We set up elaborate, yet ultimately futile, means of absolving our money and economic activity of injustice, without diminishing our consumption. We buy products that promise to give money to charity for every purchase. We celebrate and enjoy entertainers who devote their artistic creations and events to raising money for a worthy cause. We buy fair trade, green, and sustainable items. Yet the scent of injustice still lingers.

Jesus’ teaching here is more challenging. We must reckon more squarely with the liability and culpability that comes with money and with the reckoning that awaits its servants and all that are bound to it.

Rather than becoming the morally compromised servants of unjust wealth, we must put it to use in the service of God. We must be faithful stewards of unjust money and never its servants, lest we too become characterized by its injustice. This all begins with a new posture towards the poor.

As in the case of the unjust steward, a radical change in our handling of money is required, if we are to survive the great day of accounting that is to come. Like the steward, we must use the limited time and opportunity afforded to us to escape the clutches of our greed and expend our dirty money to pursue true and incorruptible riches. So freed from our unwitting bondage to earthly wealth and delivered from the reckoning that awaits its servants, we too may one day be welcomed to the glorious feast of the kingdom.

Susan Guthrie tells the story of an early church pioneer, Bishop Nonnus, and a beautiful and notorious “woman of many talents”, Pelagia.

During a meeting of clergy, Pelagia rides by on a donkey, adorned with pearls and gold, young men and women dancing by her side.
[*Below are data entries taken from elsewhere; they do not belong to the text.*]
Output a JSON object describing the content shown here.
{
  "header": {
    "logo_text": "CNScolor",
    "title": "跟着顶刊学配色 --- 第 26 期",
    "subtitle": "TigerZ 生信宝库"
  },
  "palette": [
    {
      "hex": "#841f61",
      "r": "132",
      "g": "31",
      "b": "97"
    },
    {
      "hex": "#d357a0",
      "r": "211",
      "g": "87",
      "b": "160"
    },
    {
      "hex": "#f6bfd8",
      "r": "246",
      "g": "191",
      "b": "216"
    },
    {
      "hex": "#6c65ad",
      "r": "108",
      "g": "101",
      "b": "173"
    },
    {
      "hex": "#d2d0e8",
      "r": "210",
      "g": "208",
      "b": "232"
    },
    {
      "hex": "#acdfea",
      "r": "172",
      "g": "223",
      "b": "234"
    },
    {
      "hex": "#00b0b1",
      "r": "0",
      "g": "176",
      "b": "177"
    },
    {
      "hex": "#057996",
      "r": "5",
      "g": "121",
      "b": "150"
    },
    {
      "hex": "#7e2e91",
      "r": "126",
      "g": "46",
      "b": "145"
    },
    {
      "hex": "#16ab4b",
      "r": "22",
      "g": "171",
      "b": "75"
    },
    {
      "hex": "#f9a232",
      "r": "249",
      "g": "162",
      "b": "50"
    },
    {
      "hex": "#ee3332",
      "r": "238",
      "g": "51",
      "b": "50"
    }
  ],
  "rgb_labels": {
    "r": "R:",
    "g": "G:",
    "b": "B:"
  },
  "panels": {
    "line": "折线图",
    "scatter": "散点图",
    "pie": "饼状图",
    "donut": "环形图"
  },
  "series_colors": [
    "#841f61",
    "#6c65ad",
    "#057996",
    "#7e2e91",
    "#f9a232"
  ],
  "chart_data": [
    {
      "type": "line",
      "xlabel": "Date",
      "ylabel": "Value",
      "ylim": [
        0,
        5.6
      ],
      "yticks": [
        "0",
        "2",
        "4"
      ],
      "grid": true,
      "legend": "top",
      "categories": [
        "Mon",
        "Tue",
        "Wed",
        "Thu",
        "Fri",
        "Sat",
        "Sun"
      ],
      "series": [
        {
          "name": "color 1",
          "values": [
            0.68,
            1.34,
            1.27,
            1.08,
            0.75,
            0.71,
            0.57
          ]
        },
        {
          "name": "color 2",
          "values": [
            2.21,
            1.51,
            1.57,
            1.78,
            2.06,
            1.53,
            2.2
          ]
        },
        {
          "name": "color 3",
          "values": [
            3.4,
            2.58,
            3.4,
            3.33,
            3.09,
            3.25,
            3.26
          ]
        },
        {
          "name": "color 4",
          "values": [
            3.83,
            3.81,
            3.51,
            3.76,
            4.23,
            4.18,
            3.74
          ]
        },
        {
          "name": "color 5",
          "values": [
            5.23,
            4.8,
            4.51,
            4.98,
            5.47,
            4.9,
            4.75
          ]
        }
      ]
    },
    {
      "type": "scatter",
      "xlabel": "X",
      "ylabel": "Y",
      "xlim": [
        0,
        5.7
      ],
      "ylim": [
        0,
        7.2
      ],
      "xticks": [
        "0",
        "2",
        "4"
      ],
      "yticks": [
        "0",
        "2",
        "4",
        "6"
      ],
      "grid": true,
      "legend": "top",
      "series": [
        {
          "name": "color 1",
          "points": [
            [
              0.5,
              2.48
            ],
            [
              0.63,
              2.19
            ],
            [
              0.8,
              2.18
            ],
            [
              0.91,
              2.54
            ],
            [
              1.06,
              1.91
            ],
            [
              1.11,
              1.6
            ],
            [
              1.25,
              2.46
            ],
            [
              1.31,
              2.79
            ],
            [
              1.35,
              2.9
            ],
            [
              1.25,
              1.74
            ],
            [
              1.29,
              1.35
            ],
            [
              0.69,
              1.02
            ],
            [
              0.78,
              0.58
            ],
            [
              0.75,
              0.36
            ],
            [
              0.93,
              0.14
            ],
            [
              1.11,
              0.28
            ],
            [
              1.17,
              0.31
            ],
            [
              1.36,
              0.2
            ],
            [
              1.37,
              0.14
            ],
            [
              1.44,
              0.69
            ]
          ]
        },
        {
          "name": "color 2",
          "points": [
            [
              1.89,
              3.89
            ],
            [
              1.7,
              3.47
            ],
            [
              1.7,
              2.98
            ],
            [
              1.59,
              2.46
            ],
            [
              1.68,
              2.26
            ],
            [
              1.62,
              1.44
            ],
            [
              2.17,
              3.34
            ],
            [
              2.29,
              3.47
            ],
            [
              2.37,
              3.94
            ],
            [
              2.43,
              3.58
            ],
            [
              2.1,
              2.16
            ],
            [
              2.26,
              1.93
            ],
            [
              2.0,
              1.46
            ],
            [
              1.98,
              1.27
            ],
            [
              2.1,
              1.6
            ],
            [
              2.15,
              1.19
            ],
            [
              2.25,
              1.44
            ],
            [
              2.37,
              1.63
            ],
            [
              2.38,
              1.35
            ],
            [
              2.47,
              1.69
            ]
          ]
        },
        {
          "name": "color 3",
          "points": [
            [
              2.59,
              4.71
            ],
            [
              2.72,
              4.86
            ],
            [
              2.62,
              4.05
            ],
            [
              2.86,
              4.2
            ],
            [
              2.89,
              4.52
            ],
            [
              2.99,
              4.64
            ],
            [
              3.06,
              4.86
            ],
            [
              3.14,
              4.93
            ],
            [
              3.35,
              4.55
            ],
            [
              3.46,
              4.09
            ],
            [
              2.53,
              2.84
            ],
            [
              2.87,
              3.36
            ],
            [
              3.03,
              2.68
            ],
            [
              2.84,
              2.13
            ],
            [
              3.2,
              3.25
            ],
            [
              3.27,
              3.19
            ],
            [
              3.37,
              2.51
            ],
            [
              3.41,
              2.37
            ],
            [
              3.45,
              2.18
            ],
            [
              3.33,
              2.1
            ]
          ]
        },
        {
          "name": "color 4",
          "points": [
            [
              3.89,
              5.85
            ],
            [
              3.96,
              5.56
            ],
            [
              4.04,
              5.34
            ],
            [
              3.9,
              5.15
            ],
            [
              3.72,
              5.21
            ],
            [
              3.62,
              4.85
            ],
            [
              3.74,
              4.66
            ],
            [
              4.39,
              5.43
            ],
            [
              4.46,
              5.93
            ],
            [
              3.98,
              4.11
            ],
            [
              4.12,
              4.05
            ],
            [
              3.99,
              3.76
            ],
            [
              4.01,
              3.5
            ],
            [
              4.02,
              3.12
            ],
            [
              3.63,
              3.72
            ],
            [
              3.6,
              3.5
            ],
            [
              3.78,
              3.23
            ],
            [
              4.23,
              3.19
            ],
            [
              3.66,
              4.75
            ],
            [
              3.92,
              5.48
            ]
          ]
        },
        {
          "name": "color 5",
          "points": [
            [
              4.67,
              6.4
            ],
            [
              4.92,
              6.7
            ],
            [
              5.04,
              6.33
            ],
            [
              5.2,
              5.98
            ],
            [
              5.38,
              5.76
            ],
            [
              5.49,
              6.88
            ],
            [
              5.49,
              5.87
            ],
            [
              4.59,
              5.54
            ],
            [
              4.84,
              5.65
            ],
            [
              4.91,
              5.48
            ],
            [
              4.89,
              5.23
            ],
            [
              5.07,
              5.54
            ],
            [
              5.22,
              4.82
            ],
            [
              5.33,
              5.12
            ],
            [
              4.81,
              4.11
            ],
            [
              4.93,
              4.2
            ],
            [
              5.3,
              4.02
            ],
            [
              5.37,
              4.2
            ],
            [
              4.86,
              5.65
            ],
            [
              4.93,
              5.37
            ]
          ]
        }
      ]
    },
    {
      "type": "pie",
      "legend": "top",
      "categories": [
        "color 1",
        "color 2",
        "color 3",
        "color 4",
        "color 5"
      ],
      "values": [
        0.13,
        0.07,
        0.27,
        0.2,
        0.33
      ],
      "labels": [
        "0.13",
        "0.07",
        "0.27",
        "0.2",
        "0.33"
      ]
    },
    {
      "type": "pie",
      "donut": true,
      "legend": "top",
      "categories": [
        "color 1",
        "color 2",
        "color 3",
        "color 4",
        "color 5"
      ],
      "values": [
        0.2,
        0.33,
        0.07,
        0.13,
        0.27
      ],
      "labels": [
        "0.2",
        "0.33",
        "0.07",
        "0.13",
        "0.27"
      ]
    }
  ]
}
Bishop Nonnus, transfixed by her beauty, follows her with his eyes until she is well out of sight, the other clergy averting their eyes, of course. But Nonnus demands, “Did you not SEE her great beauty?” The clergy, embarrassed, say nothing. If only we, who say we love God, cared for our souls as this woman cares for her hair and pearls!
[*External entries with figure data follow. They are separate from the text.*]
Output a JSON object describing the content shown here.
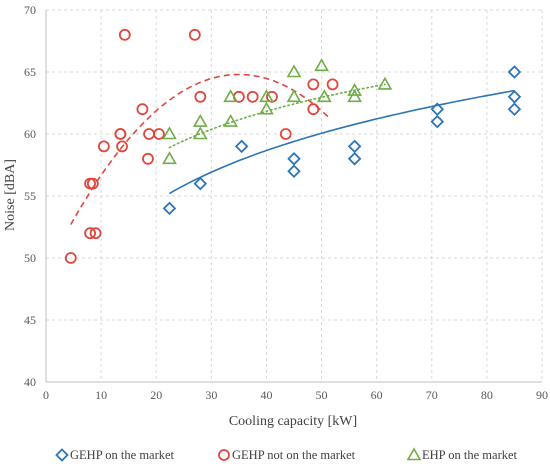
{
  "chart_data": {
    "type": "scatter",
    "title": "",
    "xlabel": "Cooling capacity [kW]",
    "ylabel": "Noise [dBA]",
    "xlim": [
      0,
      90
    ],
    "ylim": [
      40,
      70
    ],
    "xticks": [
      0,
      10,
      20,
      30,
      40,
      50,
      60,
      70,
      80,
      90
    ],
    "yticks": [
      40,
      45,
      50,
      55,
      60,
      65,
      70
    ],
    "grid": "dashed, both axes",
    "legend_position": "bottom",
    "series": [
      {
        "name": "GEHP on the market",
        "marker": "diamond",
        "color": "#2e75b6",
        "points": [
          [
            22.4,
            54
          ],
          [
            28,
            56
          ],
          [
            35.5,
            59
          ],
          [
            45,
            58
          ],
          [
            45,
            57
          ],
          [
            56,
            59
          ],
          [
            56,
            58
          ],
          [
            71,
            62
          ],
          [
            71,
            61
          ],
          [
            85,
            65
          ],
          [
            85,
            63
          ],
          [
            85,
            62
          ]
        ],
        "trendline": {
          "style": "solid",
          "x_range": [
            22.4,
            85
          ],
          "y_range_start": 55.2,
          "y_range_end": 63.5
        }
      },
      {
        "name": "GEHP not on the market",
        "marker": "circle",
        "color": "#e0473e",
        "points": [
          [
            4.5,
            50
          ],
          [
            8,
            56
          ],
          [
            8.5,
            56
          ],
          [
            8,
            52
          ],
          [
            9,
            52
          ],
          [
            10.5,
            59
          ],
          [
            13.5,
            60
          ],
          [
            13.5,
            60
          ],
          [
            13.8,
            59
          ],
          [
            14.3,
            68
          ],
          [
            17.5,
            62
          ],
          [
            18.5,
            58
          ],
          [
            18.7,
            60
          ],
          [
            20.5,
            60
          ],
          [
            27,
            68
          ],
          [
            28,
            63
          ],
          [
            35,
            63
          ],
          [
            37.5,
            63
          ],
          [
            41,
            63
          ],
          [
            43.5,
            60
          ],
          [
            48.5,
            64
          ],
          [
            48.5,
            62
          ],
          [
            52,
            64
          ]
        ],
        "trendline": {
          "style": "dashed",
          "x_range": [
            4.5,
            51.5
          ],
          "peak_x": 35,
          "peak_y": 64.8
        }
      },
      {
        "name": "EHP on the market",
        "marker": "triangle",
        "color": "#70ad47",
        "points": [
          [
            22.4,
            60
          ],
          [
            22.4,
            58
          ],
          [
            28,
            61
          ],
          [
            28,
            60
          ],
          [
            33.5,
            63
          ],
          [
            33.5,
            61
          ],
          [
            40,
            63
          ],
          [
            40,
            62
          ],
          [
            45,
            65
          ],
          [
            45,
            63
          ],
          [
            50,
            65.5
          ],
          [
            50.5,
            63
          ],
          [
            56,
            63.5
          ],
          [
            56,
            63
          ],
          [
            61.5,
            64
          ]
        ],
        "trendline": {
          "style": "dotted",
          "x_range": [
            22.4,
            61.5
          ]
        }
      }
    ]
  }
}
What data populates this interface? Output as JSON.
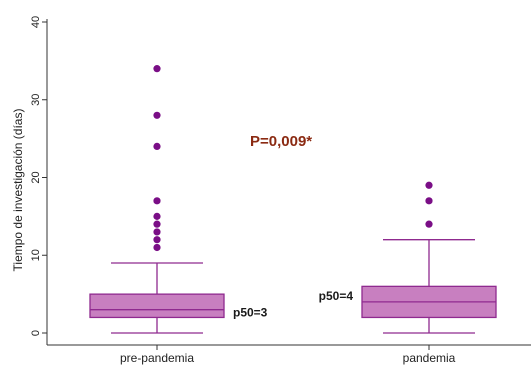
{
  "chart_data": {
    "type": "box",
    "title": "",
    "xlabel": "",
    "ylabel": "Tiempo de investigación (días)",
    "ylim": [
      0,
      40
    ],
    "yticks": [
      0,
      10,
      20,
      30,
      40
    ],
    "grid": false,
    "colors": {
      "box_fill": "#c87fc0",
      "box_stroke": "#8f2a8f",
      "outlier": "#7a0e86",
      "axis": "#333333",
      "pvalue": "#8b2a12"
    },
    "categories": [
      "pre-pandemia",
      "pandemia"
    ],
    "boxes": [
      {
        "category": "pre-pandemia",
        "min": 0,
        "q1": 2,
        "median": 3,
        "q3": 5,
        "whisker_high": 9,
        "outliers": [
          11,
          12,
          13,
          14,
          15,
          17,
          24,
          28,
          34
        ],
        "median_label": "p50=3"
      },
      {
        "category": "pandemia",
        "min": 0,
        "q1": 2,
        "median": 4,
        "q3": 6,
        "whisker_high": 12,
        "outliers": [
          14,
          17,
          19
        ],
        "median_label": "p50=4"
      }
    ],
    "annotation": "P=0,009*"
  }
}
Pelagia must have noticed Nonnus. She shows up in church and hears him preach. She sends a note to Bishop Nonnus asking him to instruct her for baptism. He responds, explaining the impossibility of the situation. In the case of a harlot, the instructor has to guarantee she won’t go back to her life of sin and he can’t make that promise. And, obviously, he acknowledges, she’s too beautiful for him to manage. He'll find a good Christian matron to instruct her. Pelagia insists that unless HE instructs her, she won’t submit to baptism and the damnation of her soul will be on his conscience. Talk about shrewd! So he agrees.
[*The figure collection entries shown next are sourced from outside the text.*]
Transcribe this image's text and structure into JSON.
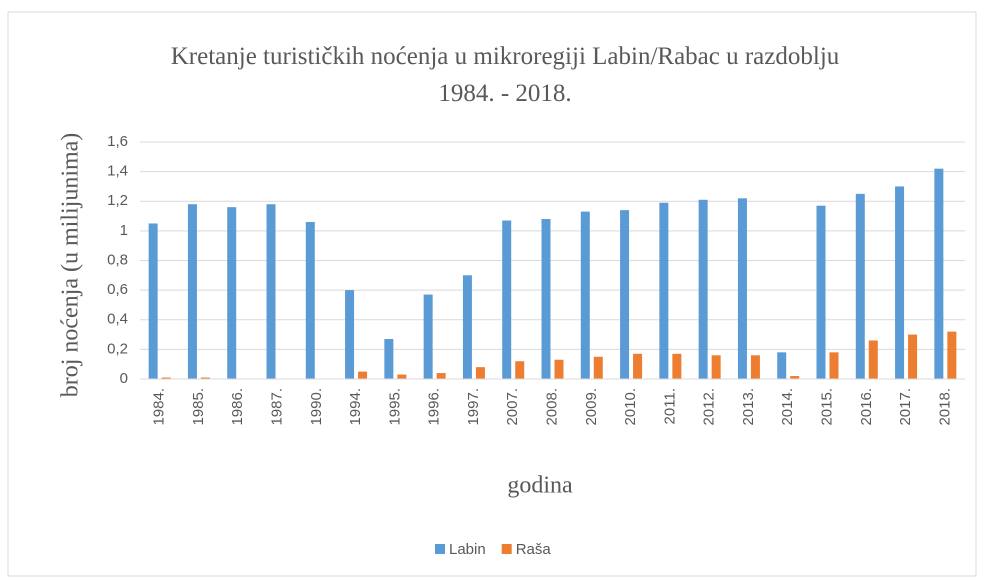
{
  "chart_data": {
    "type": "bar",
    "title": "Kretanje turističkih noćenja u mikroregiji Labin/Rabac u razdoblju 1984. - 2018.",
    "x_label": "godina",
    "y_label": "broj noćenja (u milijunima)",
    "categories": [
      "1984.",
      "1985.",
      "1986.",
      "1987.",
      "1990.",
      "1994.",
      "1995.",
      "1996.",
      "1997.",
      "2007.",
      "2008.",
      "2009.",
      "2010.",
      "2011.",
      "2012.",
      "2013.",
      "2014.",
      "2015.",
      "2016.",
      "2017.",
      "2018."
    ],
    "series": [
      {
        "name": "Labin",
        "color": "#5b9bd5",
        "values": [
          1.05,
          1.18,
          1.16,
          1.18,
          1.06,
          0.6,
          0.27,
          0.57,
          0.7,
          1.07,
          1.08,
          1.13,
          1.14,
          1.19,
          1.21,
          1.22,
          0.18,
          1.17,
          1.25,
          1.3,
          1.42
        ]
      },
      {
        "name": "Raša",
        "color": "#ed7d31",
        "values": [
          0.01,
          0.01,
          0,
          0,
          0,
          0.05,
          0.03,
          0.04,
          0.08,
          0.12,
          0.13,
          0.15,
          0.17,
          0.17,
          0.16,
          0.16,
          0.02,
          0.18,
          0.26,
          0.3,
          0.32
        ]
      }
    ],
    "ylim": [
      0,
      1.6
    ],
    "yticks": [
      0,
      {
        "value": 0.2,
        "label": "0,2"
      },
      {
        "value": 0.4,
        "label": "0,4"
      },
      {
        "value": 0.6,
        "label": "0,6"
      },
      {
        "value": 0.8,
        "label": "0,8"
      },
      1,
      {
        "value": 1.2,
        "label": "1,2"
      },
      {
        "value": 1.4,
        "label": "1,4"
      },
      {
        "value": 1.6,
        "label": "1,6"
      }
    ],
    "grid": true,
    "legend": "bottom"
  }
}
Pelagia gives away her fortune to her servants. After her baptism she disappears. Her new friends and companions weep with grief. Nonnus, however, not grieving very much himself, comforts them.

Years later, Deacon James, the narrator of this story, decides to undertake a pilgrimage to the Holy Land. He asks Bishop Nonnus what he should see. Bishop Nonnus tells him that it would be of great profit to visit the holy hermit Pelagius who lives in a hut on the Mount of Olives. Deacon James visits the hermit, who, he realizes in retrospect, must have recognized him, because the hermit withdrew quickly from the window into the shadows of his cell when James approached. The conversation was so enlightening that the deacon decides to visit the hermit one more time before leaving the Holy Land.

But the hermit has died. People from all over come to grieve over the holy man. Upon the washing and anointing however – the mourners find the body of a woman! (Obviously, the once beautiful Pelagia!)

I wonder about the dishonest steward. What happens after his master commends him for his shrewdness? Maybe the master decides not only to keep his friends close but his enemies closer. Perhaps they become great friends and feast side by side at a great table with other sinners and scoundrels. To which we are all invited, of course.

Nonnus said, "If only my clergy cared for their souls as this harlot does for her hair and pearls." If only we brought calculated cunning to the Kingdom, as Pelagia brought to her baptism. What would the church be like with dedicated scoundrels bringing their holy shrewdness alongside the gifts of the less effective children of light?